T1 showed maximum mean value of 18.57 followed by T2 (17.73), T6 (16.83) and T5 (16.50) with ranged varied from 12.57 to 18.57 for Cu. Similarly range of variation for Zn varied from 5.40 to 10.67 with mean value 7.77.T7 (10.67) showed maximum mean value for these minerals followed by T1 (9.44),T5 (8.60) and T3 (8.47).

Cd range varied from 229.33 to 3002.67 with mean value of 1022.38 and T7 (3002.67) was exhibited maximum mean value followed by T8 (1342.00), T5 (837) and T4 (797.33). Maximum mean value was expressed in T1 (5539.33), T6 (5104.33), T3 (4749.00) and T4 (4485) with ranged varied from 3561.33 to 5539.33 for Cr. Ni range varied from 754.00 to 1752.67 with mean value of 1338.92. T2 was exhibited maximum mean value (1752.66) followed by T1 (1732.33), T5 (1619.00) and T6 (1604.67).Similar finding reported by [9-14]

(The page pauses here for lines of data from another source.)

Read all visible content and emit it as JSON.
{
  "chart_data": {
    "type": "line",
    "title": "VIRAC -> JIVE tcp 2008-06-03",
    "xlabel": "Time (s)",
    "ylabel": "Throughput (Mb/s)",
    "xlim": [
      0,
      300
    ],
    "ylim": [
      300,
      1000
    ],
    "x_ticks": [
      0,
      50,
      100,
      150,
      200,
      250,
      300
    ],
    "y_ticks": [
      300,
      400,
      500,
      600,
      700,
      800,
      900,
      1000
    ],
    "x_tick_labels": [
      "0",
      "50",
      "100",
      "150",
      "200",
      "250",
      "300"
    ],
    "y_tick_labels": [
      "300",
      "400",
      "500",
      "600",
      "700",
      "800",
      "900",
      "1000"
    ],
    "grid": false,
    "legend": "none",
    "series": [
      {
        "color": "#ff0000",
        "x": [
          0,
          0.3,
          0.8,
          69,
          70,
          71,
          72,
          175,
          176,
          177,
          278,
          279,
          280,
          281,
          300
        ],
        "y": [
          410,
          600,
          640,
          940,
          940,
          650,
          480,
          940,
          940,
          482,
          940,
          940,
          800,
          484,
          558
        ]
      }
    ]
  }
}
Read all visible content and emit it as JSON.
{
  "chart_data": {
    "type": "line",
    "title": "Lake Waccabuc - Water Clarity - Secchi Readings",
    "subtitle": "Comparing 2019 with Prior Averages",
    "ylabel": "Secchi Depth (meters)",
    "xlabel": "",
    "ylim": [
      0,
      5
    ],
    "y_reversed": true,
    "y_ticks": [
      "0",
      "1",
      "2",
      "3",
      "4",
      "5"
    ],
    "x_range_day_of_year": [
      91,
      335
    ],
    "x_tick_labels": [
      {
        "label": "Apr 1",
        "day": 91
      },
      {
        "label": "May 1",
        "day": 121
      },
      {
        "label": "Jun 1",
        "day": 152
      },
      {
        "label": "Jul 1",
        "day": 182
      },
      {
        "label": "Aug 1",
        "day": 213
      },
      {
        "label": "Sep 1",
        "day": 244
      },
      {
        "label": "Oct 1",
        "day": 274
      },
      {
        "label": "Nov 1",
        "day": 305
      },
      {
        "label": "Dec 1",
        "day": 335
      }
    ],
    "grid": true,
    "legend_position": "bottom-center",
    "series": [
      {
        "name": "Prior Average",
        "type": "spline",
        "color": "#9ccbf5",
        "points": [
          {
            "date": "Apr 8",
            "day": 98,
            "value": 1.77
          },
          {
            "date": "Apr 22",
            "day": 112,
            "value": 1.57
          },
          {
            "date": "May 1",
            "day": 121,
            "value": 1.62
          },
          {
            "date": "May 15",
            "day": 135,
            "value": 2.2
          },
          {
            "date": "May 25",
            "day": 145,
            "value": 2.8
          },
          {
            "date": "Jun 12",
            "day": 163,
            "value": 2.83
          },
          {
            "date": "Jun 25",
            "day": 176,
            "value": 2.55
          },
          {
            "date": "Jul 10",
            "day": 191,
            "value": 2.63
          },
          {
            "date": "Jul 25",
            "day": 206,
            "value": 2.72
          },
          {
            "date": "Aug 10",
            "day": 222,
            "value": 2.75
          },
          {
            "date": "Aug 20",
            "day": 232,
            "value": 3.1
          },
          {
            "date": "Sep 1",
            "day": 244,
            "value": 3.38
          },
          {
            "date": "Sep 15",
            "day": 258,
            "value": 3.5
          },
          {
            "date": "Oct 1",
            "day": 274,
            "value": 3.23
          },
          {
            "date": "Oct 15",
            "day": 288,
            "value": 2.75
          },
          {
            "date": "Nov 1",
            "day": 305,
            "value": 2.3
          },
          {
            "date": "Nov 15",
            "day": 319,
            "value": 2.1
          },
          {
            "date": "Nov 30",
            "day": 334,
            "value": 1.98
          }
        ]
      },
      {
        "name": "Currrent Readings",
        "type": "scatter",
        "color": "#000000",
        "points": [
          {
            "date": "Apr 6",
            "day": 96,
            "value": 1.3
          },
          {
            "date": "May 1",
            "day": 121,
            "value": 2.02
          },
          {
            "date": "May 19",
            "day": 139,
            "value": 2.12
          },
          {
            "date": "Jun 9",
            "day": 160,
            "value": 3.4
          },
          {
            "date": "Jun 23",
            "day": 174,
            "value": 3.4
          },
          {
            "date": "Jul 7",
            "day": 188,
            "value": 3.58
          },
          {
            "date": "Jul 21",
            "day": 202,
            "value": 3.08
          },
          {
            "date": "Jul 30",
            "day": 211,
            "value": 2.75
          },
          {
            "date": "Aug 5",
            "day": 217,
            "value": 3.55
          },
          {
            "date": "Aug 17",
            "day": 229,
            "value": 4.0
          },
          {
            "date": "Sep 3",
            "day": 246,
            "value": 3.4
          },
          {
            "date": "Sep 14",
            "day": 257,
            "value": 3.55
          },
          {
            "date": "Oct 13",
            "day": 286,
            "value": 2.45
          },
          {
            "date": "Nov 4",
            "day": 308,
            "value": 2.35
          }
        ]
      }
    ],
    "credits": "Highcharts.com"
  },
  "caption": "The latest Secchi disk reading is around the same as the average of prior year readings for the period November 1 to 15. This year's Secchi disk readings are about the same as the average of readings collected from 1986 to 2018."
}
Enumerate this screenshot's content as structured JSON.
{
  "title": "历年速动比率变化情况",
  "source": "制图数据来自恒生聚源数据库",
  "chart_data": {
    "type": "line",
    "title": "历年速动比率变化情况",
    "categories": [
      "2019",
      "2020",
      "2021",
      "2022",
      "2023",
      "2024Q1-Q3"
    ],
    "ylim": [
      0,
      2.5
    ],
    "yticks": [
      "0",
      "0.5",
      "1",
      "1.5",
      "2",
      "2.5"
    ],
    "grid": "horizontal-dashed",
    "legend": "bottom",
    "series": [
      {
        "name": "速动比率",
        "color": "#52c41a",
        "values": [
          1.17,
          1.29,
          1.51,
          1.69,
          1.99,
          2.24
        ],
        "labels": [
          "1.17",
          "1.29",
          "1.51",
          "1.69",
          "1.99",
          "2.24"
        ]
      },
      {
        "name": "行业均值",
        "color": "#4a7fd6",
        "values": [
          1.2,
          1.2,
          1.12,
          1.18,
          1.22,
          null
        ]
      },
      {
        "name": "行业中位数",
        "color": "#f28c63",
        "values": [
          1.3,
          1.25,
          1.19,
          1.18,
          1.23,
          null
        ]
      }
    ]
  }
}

For Se range varied from 1518.00 to 13352.00 with mean value of 8491.29 and T8 showed maximum mean value 13352.00 followed by T4 (12951.67), T5 (10426.67) and T1 (9345.00).

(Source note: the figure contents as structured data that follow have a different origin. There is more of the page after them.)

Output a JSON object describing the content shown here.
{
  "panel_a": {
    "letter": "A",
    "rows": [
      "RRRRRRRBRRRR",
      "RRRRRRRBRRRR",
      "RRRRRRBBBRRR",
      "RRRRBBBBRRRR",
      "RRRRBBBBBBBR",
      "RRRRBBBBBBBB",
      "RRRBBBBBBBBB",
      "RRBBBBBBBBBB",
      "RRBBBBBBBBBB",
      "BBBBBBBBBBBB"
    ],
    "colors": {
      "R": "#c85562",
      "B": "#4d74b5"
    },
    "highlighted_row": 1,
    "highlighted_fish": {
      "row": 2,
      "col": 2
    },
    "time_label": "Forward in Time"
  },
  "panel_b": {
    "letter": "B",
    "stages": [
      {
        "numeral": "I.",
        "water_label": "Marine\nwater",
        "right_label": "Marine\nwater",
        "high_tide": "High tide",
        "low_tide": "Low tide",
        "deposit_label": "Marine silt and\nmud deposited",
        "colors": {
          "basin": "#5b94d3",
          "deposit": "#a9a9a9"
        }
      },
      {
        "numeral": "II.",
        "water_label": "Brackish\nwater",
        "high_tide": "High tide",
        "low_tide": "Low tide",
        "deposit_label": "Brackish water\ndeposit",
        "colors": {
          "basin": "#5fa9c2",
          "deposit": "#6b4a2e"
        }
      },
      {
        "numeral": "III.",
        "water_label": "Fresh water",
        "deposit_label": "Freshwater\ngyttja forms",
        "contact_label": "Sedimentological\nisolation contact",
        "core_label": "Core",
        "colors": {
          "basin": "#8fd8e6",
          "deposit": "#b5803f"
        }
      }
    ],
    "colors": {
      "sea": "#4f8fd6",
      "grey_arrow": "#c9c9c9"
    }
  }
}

[Table 3] indicated that Calcium (Ca) exhibited highly significant and positive association with Mg (0.952**) and Na (0.837**). However, it was exhibited negative association with K (-0.825*). Sodium (Na) showed positive and significant association with Mg (0.868**). Cd also exhibited positive and significant association with sodium (0.797*) while sodium also showed negative and nonsignificant association with K (-0.585) followed by Fe (-0.385) and Cu (-0.266). Similar reported by [15,16], Gupta and Mitra (2002). Potassium (K) exhibited positive and significant correlation with Cu (0.710*) and exhibited non-significant and positive association with Cr (0.493), Ni (0.672) and Se (0.009). Cu showed positive and significant correlation with Cr (0.761*) and Ni (0.892**), while Zn showed non-significant and positive correlation with Cu (0.516). Similarly, Se showed positive and non-significant correlation with Fe (0.399) and by K (0.009).However, it was exhibited negative and non-significant correlation with Ca (-0.366) followed by Mg (-0.417), Cu (-0.545), Zn (-0.532) and Ni (-0.567). [17,18,6] reported similar results [19-28].

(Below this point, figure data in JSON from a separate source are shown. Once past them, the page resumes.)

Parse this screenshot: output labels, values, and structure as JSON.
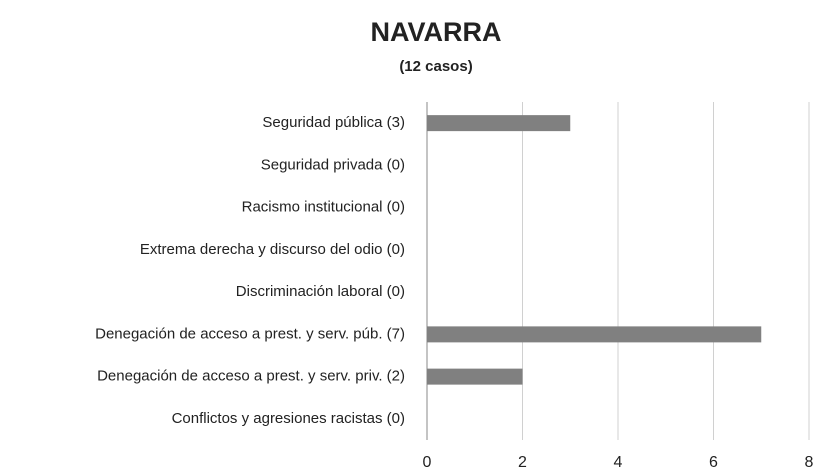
{
  "chart_data": {
    "type": "bar",
    "orientation": "horizontal",
    "title": "NAVARRA",
    "subtitle": "(12 casos)",
    "categories": [
      "Seguridad pública (3)",
      "Seguridad privada (0)",
      "Racismo institucional (0)",
      "Extrema derecha y discurso del odio (0)",
      "Discriminación laboral (0)",
      "Denegación de acceso a prest. y serv. púb. (7)",
      "Denegación de acceso a prest. y serv. priv. (2)",
      "Conflictos y agresiones racistas (0)"
    ],
    "values": [
      3,
      0,
      0,
      0,
      0,
      7,
      2,
      0
    ],
    "color": "#808080",
    "xlim": [
      0,
      8
    ],
    "xticks": [
      0,
      2,
      4,
      6,
      8
    ],
    "grid": true
  }
}
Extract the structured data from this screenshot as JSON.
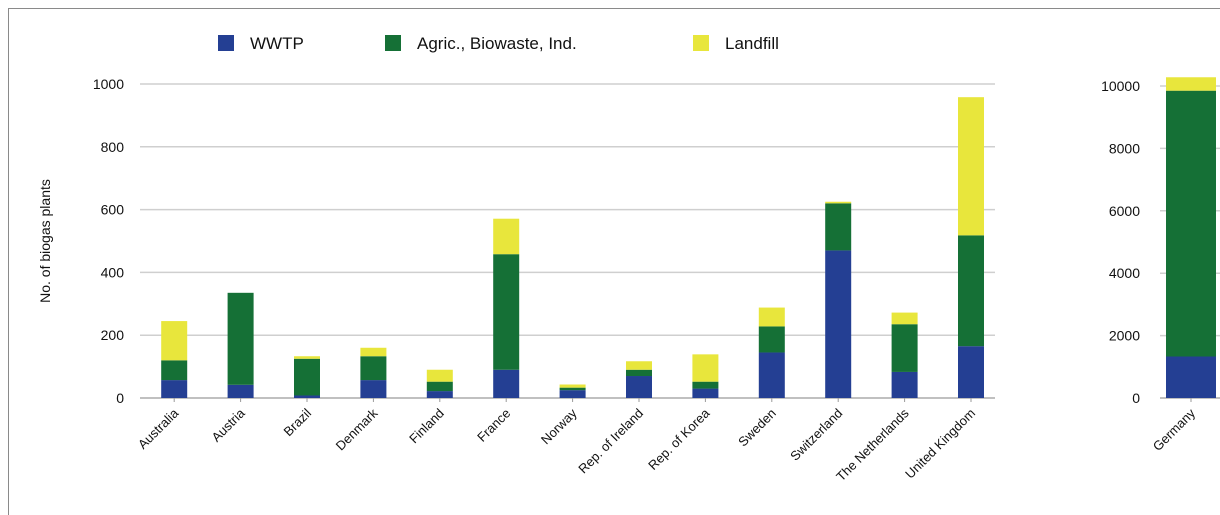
{
  "chart_data": [
    {
      "type": "bar",
      "stacked": true,
      "ylabel": "No. of biogas plants",
      "ylim": [
        0,
        1000
      ],
      "yticks": [
        0,
        200,
        400,
        600,
        800,
        1000
      ],
      "grid": true,
      "legend": "top",
      "categories": [
        "Australia",
        "Austria",
        "Brazil",
        "Denmark",
        "Finland",
        "France",
        "Norway",
        "Rep. of Ireland",
        "Rep. of Korea",
        "Sweden",
        "Switzerland",
        "The Netherlands",
        "United Kingdom"
      ],
      "series": [
        {
          "name": "WWTP",
          "color": "#243f93",
          "values": [
            57,
            42,
            8,
            57,
            22,
            90,
            25,
            70,
            30,
            145,
            470,
            83,
            165
          ]
        },
        {
          "name": "Agric., Biowaste, Ind.",
          "color": "#157036",
          "values": [
            63,
            293,
            117,
            76,
            30,
            368,
            8,
            20,
            22,
            83,
            150,
            152,
            353
          ]
        },
        {
          "name": "Landfill",
          "color": "#e8e63c",
          "values": [
            125,
            0,
            8,
            27,
            38,
            113,
            10,
            27,
            87,
            60,
            5,
            37,
            440
          ]
        }
      ]
    },
    {
      "type": "bar",
      "stacked": true,
      "ylim": [
        0,
        10000
      ],
      "yticks": [
        0,
        2000,
        4000,
        6000,
        8000,
        10000
      ],
      "grid": true,
      "categories": [
        "Germany"
      ],
      "series": [
        {
          "name": "WWTP",
          "color": "#243f93",
          "values": [
            1330
          ]
        },
        {
          "name": "Agric., Biowaste, Ind.",
          "color": "#157036",
          "values": [
            8520
          ]
        },
        {
          "name": "Landfill",
          "color": "#e8e63c",
          "values": [
            430
          ]
        }
      ]
    }
  ]
}
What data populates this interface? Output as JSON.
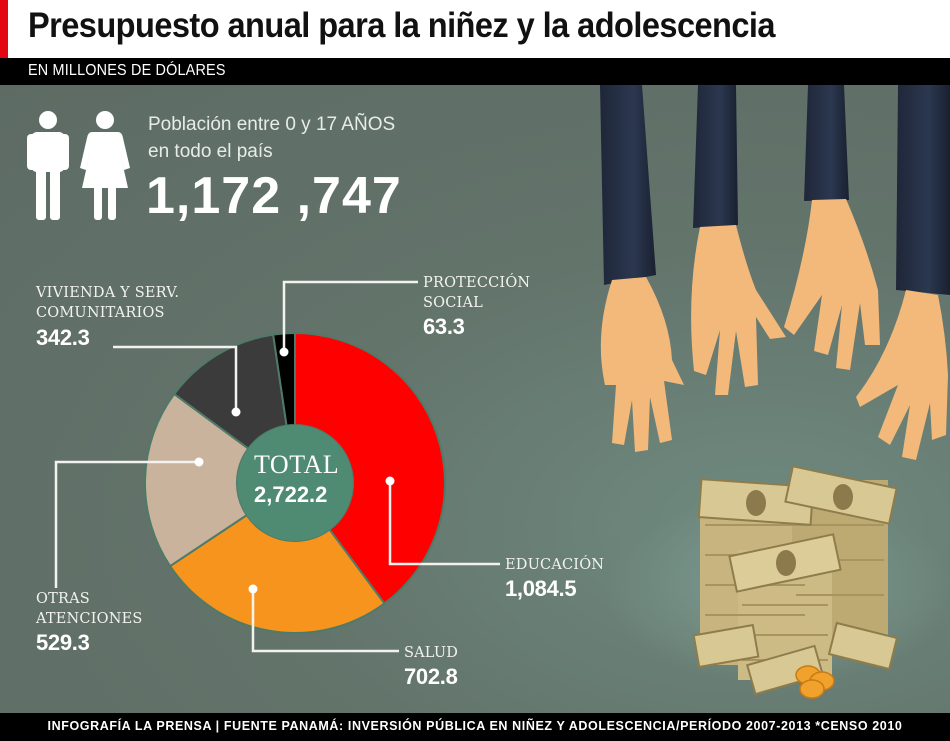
{
  "header": {
    "title": "Presupuesto anual para la niñez y la adolescencia",
    "subtitle": "EN MILLONES DE DÓLARES"
  },
  "population": {
    "label_line1": "Población entre 0 y 17 AÑOS",
    "label_line2": "en todo el país",
    "value": "1,172 ,747",
    "icons": [
      "male-person-icon",
      "female-person-icon"
    ]
  },
  "chart_data": {
    "type": "pie",
    "title": "Presupuesto anual para la niñez y la adolescencia",
    "subtitle": "En millones de dólares",
    "donut": true,
    "center_label": "TOTAL",
    "center_value": "2,722.2",
    "total": 2722.2,
    "categories": [
      "Educación",
      "Salud",
      "Otras atenciones",
      "Vivienda y serv. comunitarios",
      "Protección social"
    ],
    "values": [
      1084.5,
      702.8,
      529.3,
      342.3,
      63.3
    ],
    "colors": [
      "#ff0000",
      "#f7941d",
      "#c9b39c",
      "#3b3b3b",
      "#000000"
    ],
    "legend": "leader-line labels around chart"
  },
  "slices": [
    {
      "label_line1": "EDUCACIÓN",
      "label_line2": "",
      "value": "1,084.5",
      "color": "#ff0000"
    },
    {
      "label_line1": "SALUD",
      "label_line2": "",
      "value": "702.8",
      "color": "#f7941d"
    },
    {
      "label_line1": "OTRAS",
      "label_line2": "ATENCIONES",
      "value": "529.3",
      "color": "#c9b39c"
    },
    {
      "label_line1": "VIVIENDA Y SERV.",
      "label_line2": "COMUNITARIOS",
      "value": "342.3",
      "color": "#3b3b3b"
    },
    {
      "label_line1": "PROTECCIÓN",
      "label_line2": "SOCIAL",
      "value": "63.3",
      "color": "#000000"
    }
  ],
  "center": {
    "label": "TOTAL",
    "value": "2,722.2"
  },
  "footer": {
    "source": "INFOGRAFÍA LA PRENSA | FUENTE PANAMÁ: INVERSIÓN PÚBLICA EN NIÑEZ Y ADOLESCENCIA/PERÍODO 2007-2013 *CENSO 2010"
  },
  "colors": {
    "background": "#5f6e66",
    "accent_red": "#e30613",
    "center_disc": "#4f8a73"
  }
}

Wastewater irrigation can lead to accumulation of heavy metals in the soil and, consequently, in the vegetables, which when consumed in excessive quantities can pose health risks. The results found that T7 is good for most of minerals under the study. Treatment T7 was good for these traits namely Ca, Mg, and Na. Calcium (Ca) exhibited highly significant and positive association with Mg and Na. However, it was exhibited negative association with K. Sodium (Na) showed positive and significant association with Mg. Cadmium (Cd) also exhibited positive and significant association with sodium, while sodium also showed negative and non-significant association with K followed by Fe and Cu. Se showed positive and non-significant correlation with Fe and K. However, it was exhibited negative and non-significant correlation with Ca followed by Mg, Cu, Zn and Ni.